The truth is, any lunch you make yourself will taste 27 times better than the extortionate slippery salad with dodgy dressing, or the soggy sarnies you could end up buying off the shelf.
We mustn’t over look the ubiquitous sandwich with bespoke fillings that you can make yourself at home to save a few bob, but always pack yourself a lunch box to look forward to. Try using up food left from the night before, or in fact, you might want to make extra food for dinner so you’ll have goodies to bring for lunch. Include fresh fruit and tins of soup at very little extra cost.

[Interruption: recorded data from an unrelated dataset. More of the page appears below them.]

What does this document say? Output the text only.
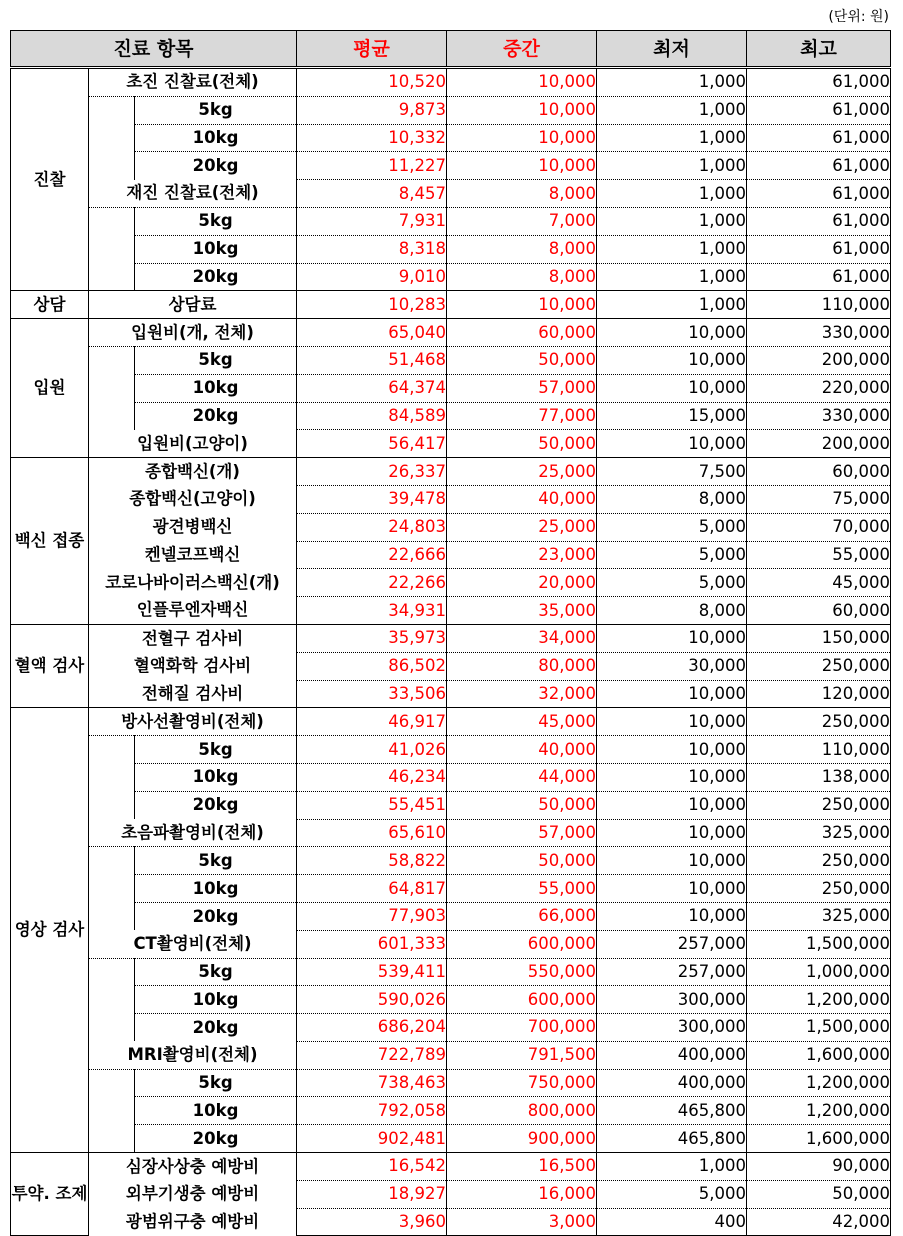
(단위: 원)
진료 항목			평균	중간	최저	최고
진찰	초진 진찰료(전체)		10,520	10,000	1,000	61,000
		5kg	9,873	10,000	1,000	61,000
		10kg	10,332	10,000	1,000	61,000
		20kg	11,227	10,000	1,000	61,000
	재진 진찰료(전체)		8,457	8,000	1,000	61,000
		5kg	7,931	7,000	1,000	61,000
		10kg	8,318	8,000	1,000	61,000
		20kg	9,010	8,000	1,000	61,000
상담	상담료		10,283	10,000	1,000	110,000
입원	입원비(개, 전체)		65,040	60,000	10,000	330,000
		5kg	51,468	50,000	10,000	200,000
		10kg	64,374	57,000	10,000	220,000
		20kg	84,589	77,000	15,000	330,000
	입원비(고양이)		56,417	50,000	10,000	200,000
백신 접종	종합백신(개)		26,337	25,000	7,500	60,000
	종합백신(고양이)		39,478	40,000	8,000	75,000
	광견병백신		24,803	25,000	5,000	70,000
	켄넬코프백신		22,666	23,000	5,000	55,000
	코로나바이러스백신(개)		22,266	20,000	5,000	45,000
	인플루엔자백신		34,931	35,000	8,000	60,000
혈액 검사	전혈구 검사비		35,973	34,000	10,000	150,000
	혈액화학 검사비		86,502	80,000	30,000	250,000
	전해질 검사비		33,506	32,000	10,000	120,000
영상 검사	방사선촬영비(전체)		46,917	45,000	10,000	250,000
		5kg	41,026	40,000	10,000	110,000
		10kg	46,234	44,000	10,000	138,000
		20kg	55,451	50,000	10,000	250,000
	초음파촬영비(전체)		65,610	57,000	10,000	325,000
		5kg	58,822	50,000	10,000	250,000
		10kg	64,817	55,000	10,000	250,000
		20kg	77,903	66,000	10,000	325,000
	CT촬영비(전체)		601,333	600,000	257,000	1,500,000
		5kg	539,411	550,000	257,000	1,000,000
		10kg	590,026	600,000	300,000	1,200,000
		20kg	686,204	700,000	300,000	1,500,000
	MRI촬영비(전체)		722,789	791,500	400,000	1,600,000
		5kg	738,463	750,000	400,000	1,200,000
		10kg	792,058	800,000	465,800	1,200,000
		20kg	902,481	900,000	465,800	1,600,000
투약. 조제	심장사상충 예방비		16,542	16,500	1,000	90,000
	외부기생충 예방비		18,927	16,000	5,000	50,000
	광범위구충 예방비		3,960	3,000	400	42,000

Bring in leftover pieces of last night’s pizza, also, wraps can be made at the speed of light, and will include your own choice of ingredients.

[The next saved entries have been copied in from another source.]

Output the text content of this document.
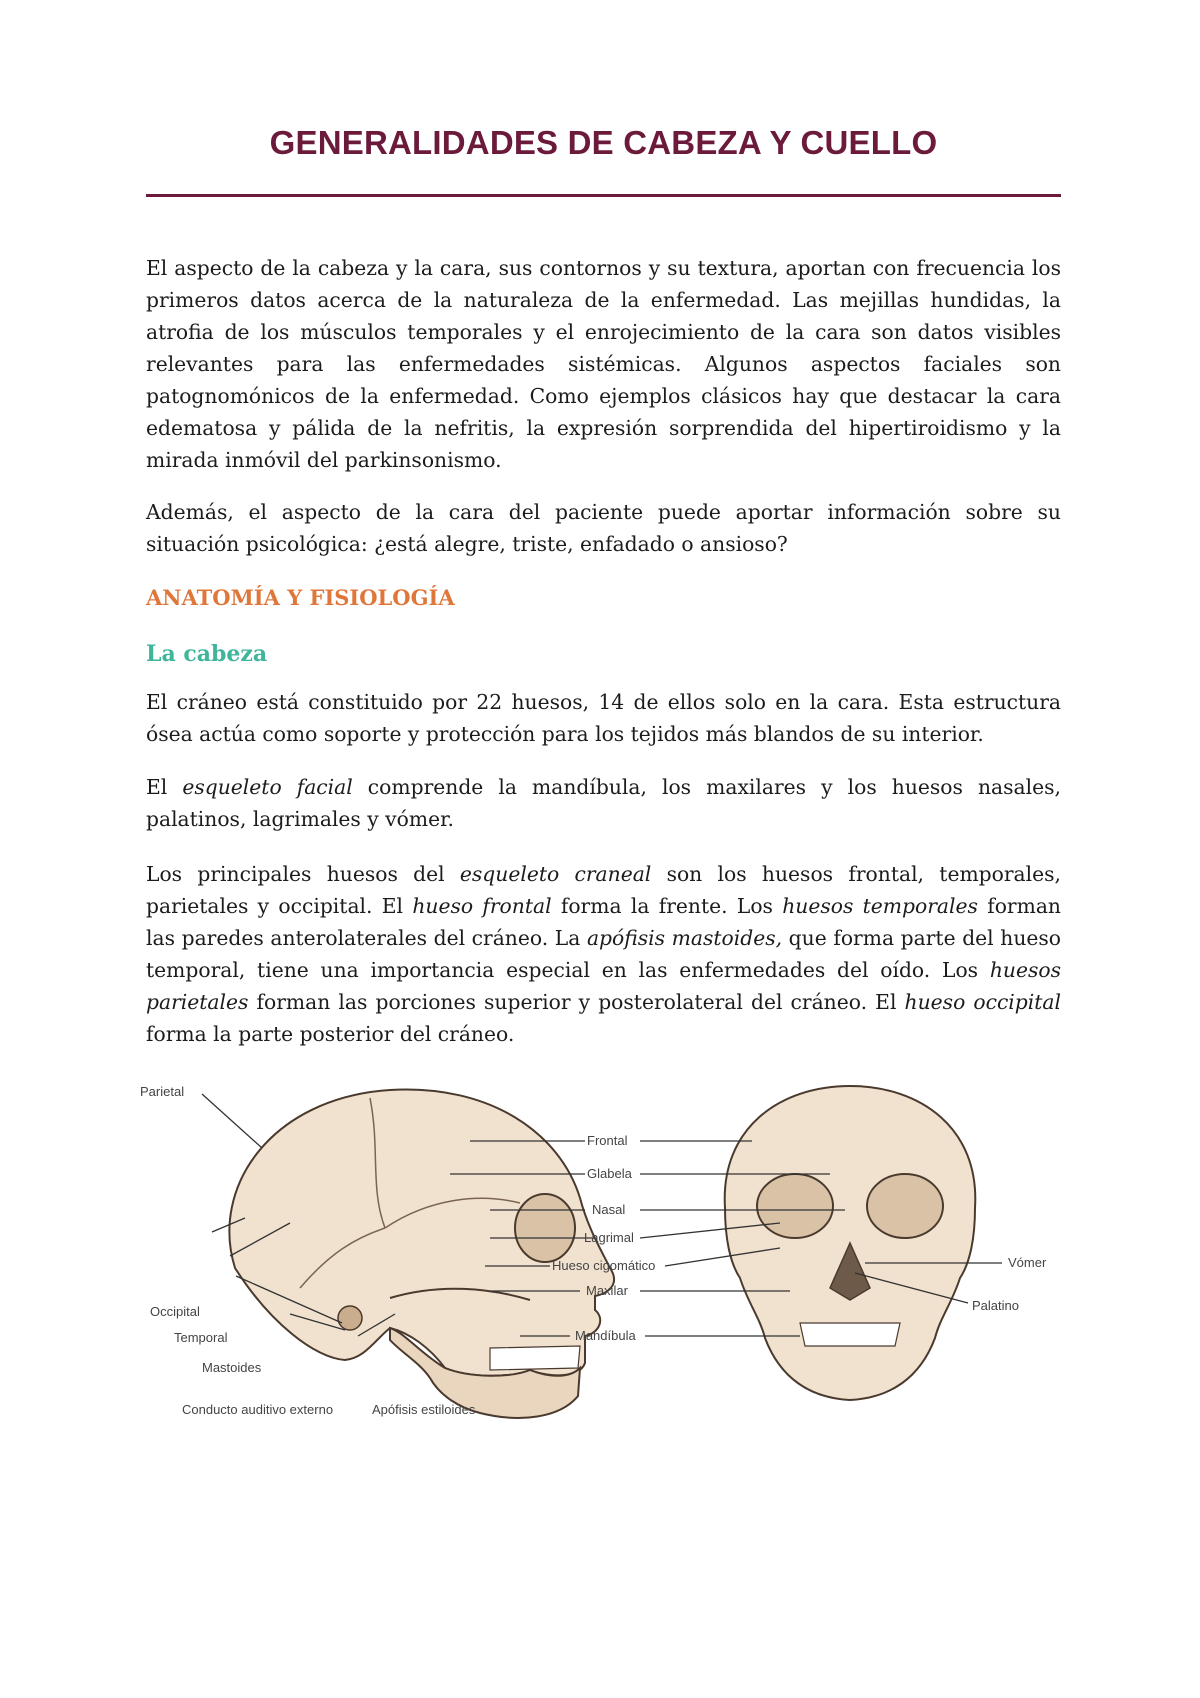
GENERALIDADES DE CABEZA Y CUELLO

El aspecto de la cabeza y la cara, sus contornos y su textura, aportan con frecuencia los primeros datos acerca de la naturaleza de la enfermedad. Las mejillas hundidas, la atrofia de los músculos temporales y el enrojecimiento de la cara son datos visibles relevantes para las enfermedades sistémicas. Algunos aspectos faciales son patognomónicos de la enfermedad. Como ejemplos clásicos hay que destacar la cara edematosa y pálida de la nefritis, la expresión sorprendida del hipertiroidismo y la mirada inmóvil del parkinsonismo.

Además, el aspecto de la cara del paciente puede aportar información sobre su situación psicológica: ¿está alegre, triste, enfadado o ansioso?

ANATOMÍA Y FISIOLOGÍA
La cabeza

El cráneo está constituido por 22 huesos, 14 de ellos solo en la cara. Esta estructura ósea actúa como soporte y protección para los tejidos más blandos de su interior.

El esqueleto facial comprende la mandíbula, los maxilares y los huesos nasales, palatinos, lagrimales y vómer.

Los principales huesos del esqueleto craneal son los huesos frontal, temporales, parietales y occipital. El hueso frontal forma la frente. Los huesos temporales forman las paredes anterolaterales del cráneo. La apófisis mastoides, que forma parte del hueso temporal, tiene una importancia especial en las enfermedades del oído. Los huesos parietales forman las porciones superior y posterolateral del cráneo. El hueso occipital forma la parte posterior del cráneo.

Parietal
Occipital
Temporal
Mastoides
Conducto auditivo externo	Apófisis estiloides
Frontal
Glabela
Nasal
Lagrimal
Hueso cigomático
Maxilar
Mandíbula
Vómer
Palatino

Roast chicken is versatile and flexible, so pick up a bigger bird than usual for more extras. Pick off every scrap of meat, this can then be chucked straight from the fridge into rice, pasta or salad, use the carcass to make stock for soup as well.
Make more casserole than you need and pad it out with boiled new potatoes or quinoa, which adds a little variation too.
Chilli con carne uses cheap ingredients, Throw a few potatoes into the oven while you’re eating, and gain yourself some jackets to go with leftover chilli for lunch.
Tins of tuna travel well, all you need is a can opener, then toss the fish, along with some mayo or your favourite dressing into some rice, pasta, or canned pulses such as beans, chickpeas or lentils, yum!
Muffins, bread, crispbreads and savoury biscuits don’t need refrigerating and are all good for bulking out your lunch.
Serving food up the second time around
If you’re planning to keep food for the next day, cool it as quickly as possible and get it into the fridge. Once cooked, you should aim to get it into the fridge within 90 minutes. Avoid the temptation to leave things cooling on the hob overnight.
If you have the facilities at work to reheat food, make sure that it’s piping hot the whole way through.
Keep food in the office fridge until you’re ready to use it. Don’t pop it in your bag to take to work and then leave it there until lunchtime.
Make sure all food is carried in thoroughly sealed containers.
Beating the budget when you eat out
If you really need leave the office for lunch, check web sites such as Vouchercodes for downloading or printing coupons for restaurant discounts and promotions. There are also money saving dining apps for your tablets and smart phones.
Look online for details of discount dining cards such as the Gourmet society, tastecard, and Hi-life, the deals can vary from 50% off food, 2 for 1, or 25% off the total bill including drinks.
Some cards give you free initial membership, usually for three months, and then ( if you bide your time) will sometimes offer a substantial discount on the annual fee, which you can quickly recoup in savings.